Dr Adil Harroud, UCSF, and lead author, stressed that these genes were "normally active within the brain and spinal cord", rather than the immune system. "Our findings suggest that resilience and repair in the nervous system determine the course of MS progression and that we should focus on these parts of human biology for better therapies," he urged.
"Although it seems obvious that your brain's resilience to injury would determine the severity of a disease like MS, this new study has pointed us towards the key processes that underlie this resilience," said Professor Stephen Sawcer, University of Cambridge and Cambridge University Hospitals NHS Foundation Trust, and co-senior author.

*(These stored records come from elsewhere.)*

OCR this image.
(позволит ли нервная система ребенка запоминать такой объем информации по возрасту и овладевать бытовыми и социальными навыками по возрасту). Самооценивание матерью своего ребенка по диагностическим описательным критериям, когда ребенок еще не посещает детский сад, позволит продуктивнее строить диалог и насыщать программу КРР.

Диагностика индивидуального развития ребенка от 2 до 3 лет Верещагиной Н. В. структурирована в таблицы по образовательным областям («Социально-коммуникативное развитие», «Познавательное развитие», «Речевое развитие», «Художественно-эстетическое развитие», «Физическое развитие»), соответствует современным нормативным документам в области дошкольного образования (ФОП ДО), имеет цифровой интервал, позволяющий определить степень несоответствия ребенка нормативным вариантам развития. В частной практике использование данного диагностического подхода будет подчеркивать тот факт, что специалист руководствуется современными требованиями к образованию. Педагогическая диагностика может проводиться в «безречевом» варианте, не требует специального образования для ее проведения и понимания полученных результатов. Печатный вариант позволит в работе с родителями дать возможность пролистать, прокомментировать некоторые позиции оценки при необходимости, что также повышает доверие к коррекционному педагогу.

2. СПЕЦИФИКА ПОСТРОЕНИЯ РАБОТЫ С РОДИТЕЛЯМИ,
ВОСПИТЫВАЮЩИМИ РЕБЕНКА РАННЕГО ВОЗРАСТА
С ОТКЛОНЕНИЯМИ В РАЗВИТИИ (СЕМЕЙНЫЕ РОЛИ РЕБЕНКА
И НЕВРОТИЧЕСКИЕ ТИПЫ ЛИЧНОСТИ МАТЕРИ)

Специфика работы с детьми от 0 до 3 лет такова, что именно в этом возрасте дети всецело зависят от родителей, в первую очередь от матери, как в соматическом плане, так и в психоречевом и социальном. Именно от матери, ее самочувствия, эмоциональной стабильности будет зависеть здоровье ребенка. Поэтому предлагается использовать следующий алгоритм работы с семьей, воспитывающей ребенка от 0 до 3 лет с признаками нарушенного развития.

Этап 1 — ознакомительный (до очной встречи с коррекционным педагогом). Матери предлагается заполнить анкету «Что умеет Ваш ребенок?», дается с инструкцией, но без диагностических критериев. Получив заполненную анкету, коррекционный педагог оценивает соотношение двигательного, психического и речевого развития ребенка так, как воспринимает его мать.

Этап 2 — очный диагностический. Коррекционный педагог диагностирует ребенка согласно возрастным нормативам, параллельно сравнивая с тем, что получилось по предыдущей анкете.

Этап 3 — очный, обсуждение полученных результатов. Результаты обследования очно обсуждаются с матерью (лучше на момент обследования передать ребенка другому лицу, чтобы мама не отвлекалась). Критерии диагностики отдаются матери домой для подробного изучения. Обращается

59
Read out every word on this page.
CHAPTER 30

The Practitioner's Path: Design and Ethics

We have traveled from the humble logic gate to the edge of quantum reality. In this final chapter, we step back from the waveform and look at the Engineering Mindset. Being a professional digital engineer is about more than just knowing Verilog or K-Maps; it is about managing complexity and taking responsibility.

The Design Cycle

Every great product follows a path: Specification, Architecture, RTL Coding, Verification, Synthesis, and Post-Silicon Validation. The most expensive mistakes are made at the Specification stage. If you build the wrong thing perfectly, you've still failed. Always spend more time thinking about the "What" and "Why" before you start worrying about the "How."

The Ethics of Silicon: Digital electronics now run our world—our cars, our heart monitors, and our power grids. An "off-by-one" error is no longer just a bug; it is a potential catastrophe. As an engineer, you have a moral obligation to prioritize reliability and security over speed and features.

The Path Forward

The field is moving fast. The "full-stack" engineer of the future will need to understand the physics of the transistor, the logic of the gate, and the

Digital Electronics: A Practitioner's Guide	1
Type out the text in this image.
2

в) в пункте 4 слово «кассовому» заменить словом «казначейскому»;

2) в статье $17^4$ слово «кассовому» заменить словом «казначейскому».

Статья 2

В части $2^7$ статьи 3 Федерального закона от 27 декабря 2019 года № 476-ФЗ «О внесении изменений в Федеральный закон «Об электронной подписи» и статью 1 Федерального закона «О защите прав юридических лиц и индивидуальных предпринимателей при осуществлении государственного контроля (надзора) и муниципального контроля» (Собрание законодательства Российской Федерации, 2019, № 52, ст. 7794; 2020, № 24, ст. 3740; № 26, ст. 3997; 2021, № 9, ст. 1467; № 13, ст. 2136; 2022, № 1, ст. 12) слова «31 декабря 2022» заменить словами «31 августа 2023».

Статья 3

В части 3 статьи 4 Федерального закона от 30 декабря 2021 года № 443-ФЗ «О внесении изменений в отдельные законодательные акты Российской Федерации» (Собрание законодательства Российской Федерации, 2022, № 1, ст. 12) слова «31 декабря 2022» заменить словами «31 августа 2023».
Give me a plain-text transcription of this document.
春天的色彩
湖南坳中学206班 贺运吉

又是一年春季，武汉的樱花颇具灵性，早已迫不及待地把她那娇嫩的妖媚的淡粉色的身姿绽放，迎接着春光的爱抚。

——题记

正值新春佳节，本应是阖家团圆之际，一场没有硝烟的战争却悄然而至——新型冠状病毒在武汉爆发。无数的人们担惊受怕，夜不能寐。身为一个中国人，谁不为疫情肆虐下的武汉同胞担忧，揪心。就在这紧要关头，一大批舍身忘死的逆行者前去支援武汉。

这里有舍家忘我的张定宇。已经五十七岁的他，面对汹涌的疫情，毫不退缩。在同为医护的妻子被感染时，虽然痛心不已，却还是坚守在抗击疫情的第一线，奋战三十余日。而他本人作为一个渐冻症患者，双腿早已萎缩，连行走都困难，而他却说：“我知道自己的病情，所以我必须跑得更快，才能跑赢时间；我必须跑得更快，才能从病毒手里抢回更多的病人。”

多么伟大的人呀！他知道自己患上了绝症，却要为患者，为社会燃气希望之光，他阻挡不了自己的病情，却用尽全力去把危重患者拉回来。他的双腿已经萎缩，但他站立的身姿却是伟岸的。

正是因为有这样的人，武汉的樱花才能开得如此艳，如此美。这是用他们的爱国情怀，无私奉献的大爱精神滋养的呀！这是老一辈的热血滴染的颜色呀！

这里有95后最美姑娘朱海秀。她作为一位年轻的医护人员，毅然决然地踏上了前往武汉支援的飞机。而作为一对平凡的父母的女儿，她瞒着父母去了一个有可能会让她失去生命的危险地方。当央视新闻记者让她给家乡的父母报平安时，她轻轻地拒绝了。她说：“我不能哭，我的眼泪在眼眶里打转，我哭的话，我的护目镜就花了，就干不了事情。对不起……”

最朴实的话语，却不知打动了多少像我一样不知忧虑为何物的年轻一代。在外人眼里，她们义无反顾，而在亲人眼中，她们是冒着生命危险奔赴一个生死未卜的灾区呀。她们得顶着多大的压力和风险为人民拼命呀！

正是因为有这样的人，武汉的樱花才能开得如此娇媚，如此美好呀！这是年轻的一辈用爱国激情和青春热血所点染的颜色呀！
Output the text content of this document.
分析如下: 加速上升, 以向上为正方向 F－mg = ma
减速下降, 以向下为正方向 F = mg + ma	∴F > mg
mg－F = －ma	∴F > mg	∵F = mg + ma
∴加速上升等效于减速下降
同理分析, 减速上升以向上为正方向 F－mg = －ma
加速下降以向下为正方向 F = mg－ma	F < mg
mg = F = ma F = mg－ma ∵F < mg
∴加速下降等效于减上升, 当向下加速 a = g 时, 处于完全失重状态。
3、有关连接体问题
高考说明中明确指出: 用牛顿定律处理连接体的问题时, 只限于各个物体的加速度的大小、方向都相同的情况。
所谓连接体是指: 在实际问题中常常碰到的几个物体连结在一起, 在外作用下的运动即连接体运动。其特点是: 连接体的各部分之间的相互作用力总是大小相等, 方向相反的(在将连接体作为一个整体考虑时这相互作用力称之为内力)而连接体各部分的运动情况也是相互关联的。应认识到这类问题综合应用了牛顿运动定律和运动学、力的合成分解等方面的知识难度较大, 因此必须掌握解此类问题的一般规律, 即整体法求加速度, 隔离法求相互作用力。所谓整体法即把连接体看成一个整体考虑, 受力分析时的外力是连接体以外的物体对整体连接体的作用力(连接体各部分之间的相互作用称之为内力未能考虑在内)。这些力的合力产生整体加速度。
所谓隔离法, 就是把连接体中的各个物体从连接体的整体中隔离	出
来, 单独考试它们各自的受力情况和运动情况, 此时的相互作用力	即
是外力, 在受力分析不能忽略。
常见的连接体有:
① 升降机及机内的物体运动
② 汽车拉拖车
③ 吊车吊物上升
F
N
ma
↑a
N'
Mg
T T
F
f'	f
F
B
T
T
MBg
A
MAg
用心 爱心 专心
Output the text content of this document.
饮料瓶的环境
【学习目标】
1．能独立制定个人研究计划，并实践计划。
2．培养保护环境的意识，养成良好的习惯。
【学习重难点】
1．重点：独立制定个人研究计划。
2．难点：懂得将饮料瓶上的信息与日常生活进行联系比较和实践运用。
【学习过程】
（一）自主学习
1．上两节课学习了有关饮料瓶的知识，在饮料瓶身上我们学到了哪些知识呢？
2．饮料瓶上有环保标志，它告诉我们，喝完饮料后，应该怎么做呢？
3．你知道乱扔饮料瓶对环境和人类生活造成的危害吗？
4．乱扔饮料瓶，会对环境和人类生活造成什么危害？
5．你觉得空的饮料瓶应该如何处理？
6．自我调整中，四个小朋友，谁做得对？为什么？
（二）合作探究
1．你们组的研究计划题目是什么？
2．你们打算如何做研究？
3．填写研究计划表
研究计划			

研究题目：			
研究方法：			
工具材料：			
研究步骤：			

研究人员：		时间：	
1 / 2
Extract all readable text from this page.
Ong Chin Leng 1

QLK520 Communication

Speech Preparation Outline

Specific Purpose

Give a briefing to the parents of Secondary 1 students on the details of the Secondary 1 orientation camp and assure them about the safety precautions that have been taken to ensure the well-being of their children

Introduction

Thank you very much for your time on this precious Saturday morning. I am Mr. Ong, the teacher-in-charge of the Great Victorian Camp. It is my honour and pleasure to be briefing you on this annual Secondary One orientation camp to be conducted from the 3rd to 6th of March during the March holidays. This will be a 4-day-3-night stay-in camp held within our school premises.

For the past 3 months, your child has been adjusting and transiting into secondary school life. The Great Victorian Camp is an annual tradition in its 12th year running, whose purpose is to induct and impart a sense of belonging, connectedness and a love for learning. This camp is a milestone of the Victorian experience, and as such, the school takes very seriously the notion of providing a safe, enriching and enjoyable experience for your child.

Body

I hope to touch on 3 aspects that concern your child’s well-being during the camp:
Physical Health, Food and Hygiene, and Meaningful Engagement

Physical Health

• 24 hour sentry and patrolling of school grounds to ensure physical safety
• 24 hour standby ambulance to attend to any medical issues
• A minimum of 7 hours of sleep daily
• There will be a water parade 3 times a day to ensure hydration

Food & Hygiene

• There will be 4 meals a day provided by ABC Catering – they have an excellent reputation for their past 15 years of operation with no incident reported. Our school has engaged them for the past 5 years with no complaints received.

The team also used Mendelian randomisation to explore the importance of environmental effects. They discovered that more years of education and higher parental age reduced the severity of MS, while smoking worsened it. "Finding correlation with these indirect measures of brain health further underlines the importance of resilience in determining the outcome of MS," the authors stressed.
Opportunity to Meet Unmet Treatment Need
Further work was needed to determine exactly how this genetic variant affected DYSF, ZNF638, and the nervous system more generally, emphasised the researchers, who were also collecting a larger set of DNA samples from people with MS, with the expectation of finding other variants that contributed to long-term disability in MS.
"Our findings demonstrate that at least 13% of the variance in long-term MS severity can be attributed to common and low frequency single nucleotide variation, explaining some of the considerable variability in MS outcome," highlighted the authors. It might also partly explain why immunosuppressive therapies have thus far had "little or no effect" on disability accumulation in progressive MS trials, they pointed out.
Despite the "therapeutic revolution" in MS over the past few decades, treatment of progression in MS remained an "unmet need" the authors stressed.
They hoped that the new discovery of a genetic locus associated with disability in MS would provide "new directions for functional characterisation and drug development" targeted on the neurodegenerative component of the disease.
"Understanding how the variant exerts its effects on MS severity will hopefully pave the way to a new generation of treatments that are able to prevent disease progression," said Professor Sawcer.
This work was supported in part by funding from the National Institutes of Health/National Institute of Neurological Disorders and Stroke, the European Union's Horizon 2020 Research and Innovation Funding Programme, and the Multiple Sclerosis Society of Canada.